El trágico incidente fue el resultado de una discusión familiar que se intensificó hasta convertirse en un altercado violento dentro del hogar de la familia.
El hombre fue sentenciado a 12 años de prisión y deberá cumplir además 10 años de libertad condicional. Contreras aceptó su culpabilidad por este hecho, lo que le permitió recibir una sentencia reducida.

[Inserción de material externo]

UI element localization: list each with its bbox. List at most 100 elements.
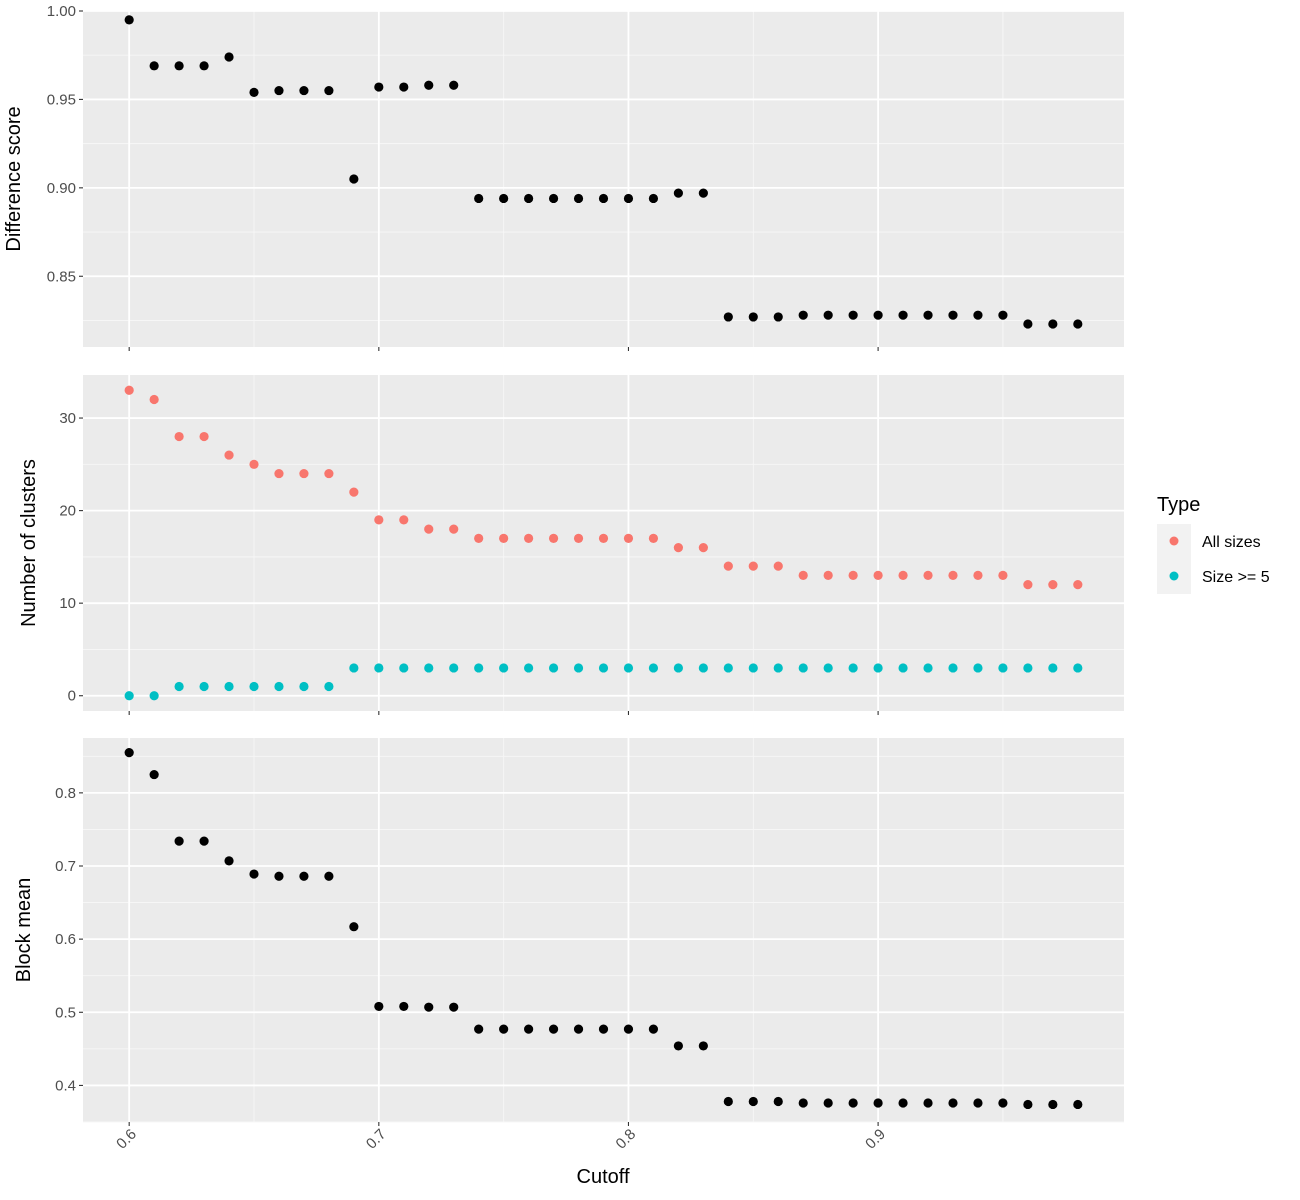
point-block-mean-values	[873, 1098, 883, 1108]
point-difference-score-values	[299, 85, 309, 96]
point-number-of-clusters-all-sizes	[124, 385, 134, 395]
legend: Type All sizes Size >= 5	[1157, 494, 1270, 594]
point-block-mean-values	[399, 1001, 409, 1012]
point-number-of-clusters-size-5	[573, 663, 584, 673]
point-difference-score-values	[1073, 319, 1083, 329]
y-tick-label: 0.85	[47, 268, 76, 285]
point-number-of-clusters-size-5	[923, 663, 933, 673]
legend-key-size-ge-5	[1169, 571, 1179, 581]
point-number-of-clusters-size-5	[299, 681, 309, 692]
y-axis-title-difference-score: Difference score	[3, 106, 25, 251]
point-difference-score-values	[274, 85, 284, 96]
point-number-of-clusters-all-sizes	[923, 570, 933, 580]
point-difference-score-values	[773, 312, 783, 322]
point-number-of-clusters-size-5	[673, 663, 683, 673]
point-number-of-clusters-all-sizes	[224, 450, 234, 460]
point-number-of-clusters-all-sizes	[823, 570, 833, 580]
y-tick-label: 0	[68, 688, 76, 705]
point-block-mean-values	[923, 1098, 933, 1108]
panel-block-mean: 0.4 0.5 0.6 0.7 0.8 Block mean	[13, 738, 1124, 1126]
point-number-of-clusters-size-5	[973, 663, 983, 673]
point-number-of-clusters-size-5	[249, 681, 259, 692]
point-number-of-clusters-all-sizes	[1023, 580, 1033, 590]
point-number-of-clusters-size-5	[199, 681, 209, 692]
point-number-of-clusters-all-sizes	[349, 487, 359, 497]
point-number-of-clusters-size-5	[1073, 663, 1083, 673]
point-block-mean-values	[648, 1024, 659, 1034]
point-number-of-clusters-all-sizes	[998, 570, 1008, 580]
point-number-of-clusters-all-sizes	[848, 570, 858, 580]
point-number-of-clusters-size-5	[798, 663, 808, 673]
point-number-of-clusters-all-sizes	[648, 533, 659, 543]
point-difference-score-values	[873, 310, 883, 320]
point-number-of-clusters-all-sizes	[174, 431, 184, 442]
point-difference-score-values	[723, 312, 733, 322]
point-number-of-clusters-size-5	[1023, 663, 1033, 673]
point-number-of-clusters-all-sizes	[524, 533, 534, 543]
point-difference-score-values	[449, 80, 459, 90]
point-number-of-clusters-all-sizes	[698, 543, 708, 553]
y-tick-label: 0.6	[55, 931, 76, 948]
point-difference-score-values	[598, 193, 609, 204]
point-difference-score-values	[374, 82, 384, 92]
point-number-of-clusters-size-5	[399, 663, 409, 673]
point-block-mean-values	[948, 1098, 958, 1108]
x-tick-label: 0.9	[862, 1126, 889, 1153]
point-difference-score-values	[923, 310, 933, 320]
point-number-of-clusters-all-sizes	[873, 570, 883, 580]
point-number-of-clusters-all-sizes	[748, 561, 758, 571]
point-block-mean-values	[973, 1098, 983, 1108]
point-block-mean-values	[823, 1098, 833, 1108]
point-block-mean-values	[424, 1002, 434, 1012]
point-number-of-clusters-all-sizes	[548, 533, 559, 543]
point-block-mean-values	[898, 1098, 908, 1108]
point-number-of-clusters-all-sizes	[499, 533, 509, 543]
point-number-of-clusters-all-sizes	[324, 468, 334, 479]
point-number-of-clusters-all-sizes	[598, 533, 609, 543]
point-number-of-clusters-all-sizes	[249, 459, 259, 469]
point-difference-score-values	[124, 15, 134, 25]
x-axis-title: Cutoff	[577, 1166, 630, 1188]
x-tick-label: 0.6	[113, 1126, 140, 1153]
point-difference-score-values	[524, 193, 534, 204]
point-block-mean-values	[224, 856, 234, 866]
point-difference-score-values	[499, 193, 509, 204]
point-block-mean-values	[199, 836, 209, 846]
point-number-of-clusters-size-5	[848, 663, 858, 673]
point-number-of-clusters-size-5	[823, 663, 833, 673]
point-difference-score-values	[324, 85, 334, 96]
point-number-of-clusters-all-sizes	[798, 570, 808, 580]
y-tick-label: 30	[59, 410, 76, 427]
point-block-mean-values	[998, 1098, 1008, 1108]
point-number-of-clusters-size-5	[623, 663, 634, 673]
point-number-of-clusters-size-5	[174, 681, 184, 692]
point-difference-score-values	[998, 310, 1008, 320]
point-number-of-clusters-all-sizes	[773, 561, 783, 571]
point-number-of-clusters-size-5	[1048, 663, 1058, 673]
y-tick-label: 10	[59, 595, 76, 612]
point-number-of-clusters-size-5	[424, 663, 434, 673]
panel-difference-score: 0.85 0.90 0.95 1.00 Difference score	[3, 3, 1124, 351]
point-block-mean-values	[349, 922, 359, 932]
point-difference-score-values	[199, 61, 209, 71]
point-block-mean-values	[1048, 1099, 1058, 1110]
point-difference-score-values	[424, 80, 434, 90]
point-number-of-clusters-size-5	[124, 691, 134, 701]
point-difference-score-values	[823, 310, 833, 320]
point-block-mean-values	[623, 1024, 634, 1034]
point-number-of-clusters-all-sizes	[723, 561, 733, 571]
point-difference-score-values	[249, 87, 259, 97]
x-tick-label: 0.8	[613, 1126, 640, 1153]
point-number-of-clusters-all-sizes	[449, 524, 459, 534]
point-block-mean-values	[499, 1024, 509, 1034]
chart-panels: 0.85 0.90 0.95 1.00 Difference score 0 10 20 30 N…	[3, 3, 1124, 1153]
point-number-of-clusters-size-5	[948, 663, 958, 673]
point-number-of-clusters-size-5	[548, 663, 559, 673]
point-block-mean-values	[1073, 1099, 1083, 1110]
legend-label-all-sizes: All sizes	[1202, 534, 1261, 551]
point-block-mean-values	[274, 871, 284, 881]
point-number-of-clusters-size-5	[449, 663, 459, 673]
point-number-of-clusters-size-5	[474, 663, 484, 673]
point-number-of-clusters-all-sizes	[898, 570, 908, 580]
y-tick-label: 0.5	[55, 1004, 76, 1021]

El proceso judicial evidenció los momentos de tensión que llevaron al fatal desenlace.
El altercado fatal
El suceso se originó luego de un viaje familiar a Orlando en noviembre de 2023. Según los informes, padre e hijo discutieron durante el trayecto de regreso a casa, en un conflicto que se había intensificado a lo largo del día.
Al llegar a su residencia en la zona de 10703 Southwest 84th Avenue, la disputa se desbordó, derivando en un altercado violento.
Cuando los agentes policiales arribaron al lugar, encontraron a Eric Contreras con heridas de bala. A pesar de los esfuerzos de los oficiales, el joven fue declarado muerto en el sitio.
Las imágenes de la cámara corporal de la policía, difundidas por Telemundo 51, muestran a los oficiales solicitando a David Contreras que saliera de la vivienda con las manos en alto.
El padre, en ese momento, alegó que había disparado en defensa propia, justificando el uso de la fuerza letal debido al maltrato que, según él, había recibido de su hijo durante años. No obstante, los fiscales refutaron esta versión, indicando que no existía justificación para la violencia que llevó al asesinato.
La reacción de David Contreras
En una audiencia de febrero de 2024, Contreras apareció visiblemente afectado, mostrando signos de desesperación mientras escuchaba la grabación de su llamada al 911.
En ella, se escucha al padre entre sollozos, diciendo: “¿Qué hice? Estaba teniendo una pelea con mi hijo… Perdí el control, él no se detenía”.
Las imágenes de la cámara corporal también mostraron a Contreras sin resistencia al momento de su arresto, confesando rápidamente el crimen y guiando a los oficiales al lugar donde yacía el cuerpo de su hijo.
A pesar de las objeciones del fiscal del Estado, un juez permitió que el acusado permaneciera en arresto domiciliario con su familia mientras esperaba su juicio. En abril de 2024, el juez David H. Young calificó el crimen como un “asesinato sin sentido” y, tras revisar una evaluación psicológica, determinó que Contreras no representaba un peligro inmediato.